NORTH AMERICA
US, Canada, Logging Unsustainably
An international science agency report has exposed the hypocrisy involved in North American efforts to get other countries to harvest their forests sustainably. The US and Canada are mining their timber resources at unsustainable rates. The report describes the situation in Canada as "desperate".
THE US and Canada have seriously overestimated how much timber they can harvest without harming their forests, claims a leading international science agency. Despite urging other countries to log sustainably, neither country has reliable data on the size of its own forests, how much timber grows in them or how much can be removed before biodiversity suffers. The US harvests more than 500 million cubic metres of timber a year.

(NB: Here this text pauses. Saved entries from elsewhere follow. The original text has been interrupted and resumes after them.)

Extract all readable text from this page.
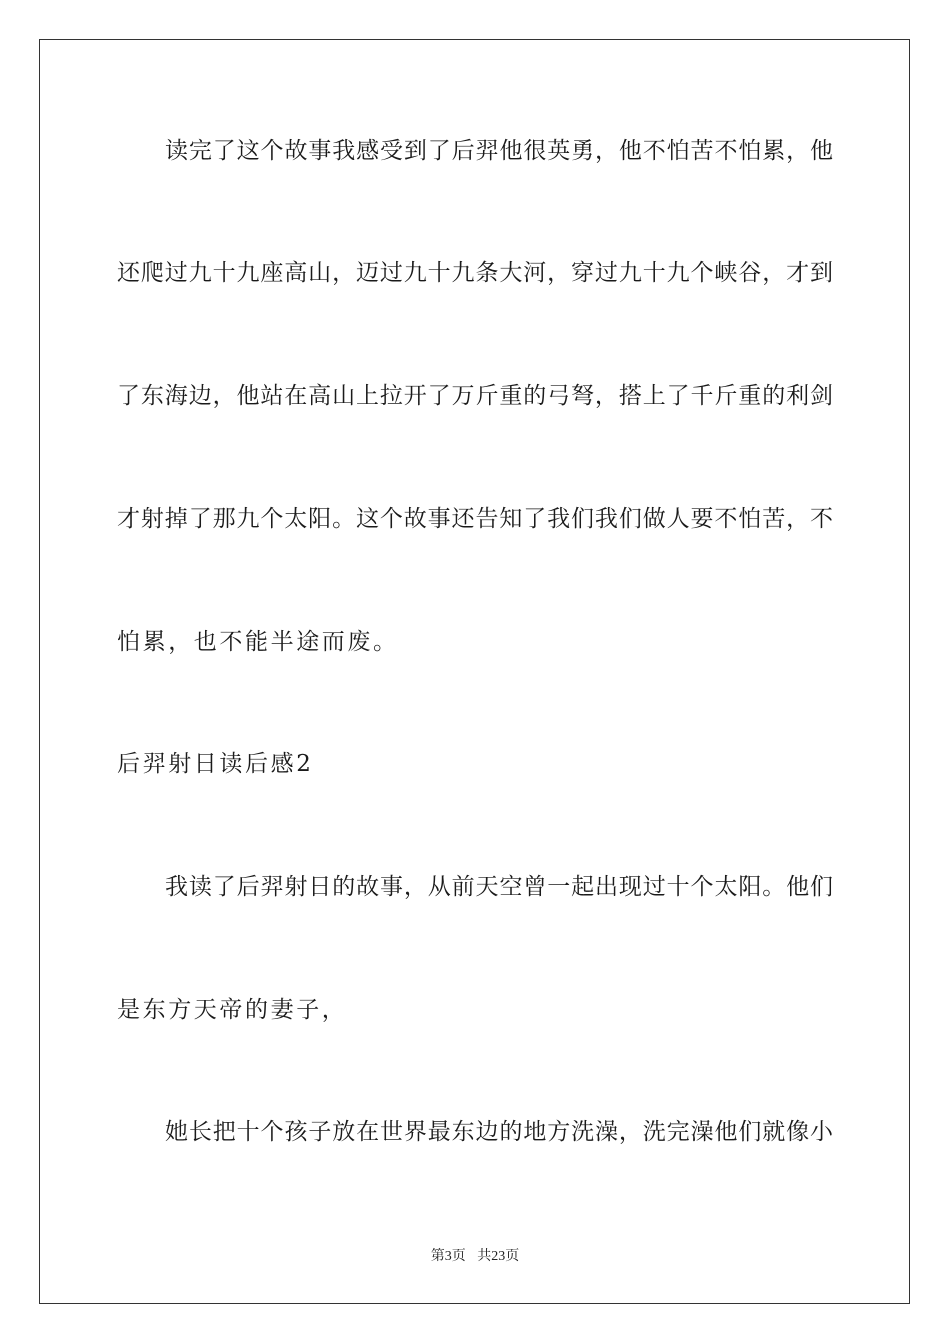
读完了这个故事我感受到了后羿他很英勇，他不怕苦不怕累，他
还爬过九十九座高山，迈过九十九条大河，穿过九十九个峡谷，才到
了东海边，他站在高山上拉开了万斤重的弓弩，搭上了千斤重的利剑
才射掉了那九个太阳。这个故事还告知了我们我们做人要不怕苦，不
怕累，也不能半途而废。
后羿射日读后感2
我读了后羿射日的故事，从前天空曾一起出现过十个太阳。他们
是东方天帝的妻子，
她长把十个孩子放在世界最东边的地方洗澡，洗完澡他们就像小
第3页 共23页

The government's Forestry Service says this amount could be increased by more than 40 per cent by 2040. But a report published on the Internet this week by the International Institute for Applied Systems Analysis in Austria concludes that this increase will be possible only if serious environmental damage is done, or if protected areas are violated. For example, the plan would lead to serious deforestation in southern states such as Georgia and Mississippi. Both the US and Canada are urging other countries to manage their forests in a sustainable way, but they do not have their own house in order," says Sten Nilsson, the author of the report and one of the world's leading analysts of forestry data. The problem, he says, is that national data on wood supplies take no account of government commitments to maintain tree cover, protect against erosion and sustain biodiversity in forests. Forestry scientists simply work out how much timber is growing and assume it can all be harvested.
Nilsson describes the situation in Canada as "desperate". Official statistics still refer to a 1985 study of timber growth. He believes it overestimates growth by as much as 40 per cent in some provinces and that the rate of harvesting in Canada is now approaching twice the rate of replanting. Nilsson also points out that while plundering its own forests, Canada has been "a driving force in funding model forests in a number of countries in order to illustrate how sustainable forest management should be carried out".
Thomas Schmidt, a research scientist at the US Forest Service's experimental station in St Paul, Minnesota, helped provide data for the report. He admitted this week that US statistics on timber do not consider many factors - such as economics, accessibility and environmental restrictions - that affect the amount available for harvest.
Schmidt told "New Scientist" that he expected "some anger" within the agency about the findings. But they would be hard to contradict, he said, since the authors had an excellent reputation and many of the figures used in the report were the agency's own. "We need to raise our standards," he says. Nilsson says his data also cast new doubt on the recent claim that American forests are absorbing a large proportion of the carbon dioxide emissions from the US (" Science", vol 282, p 442).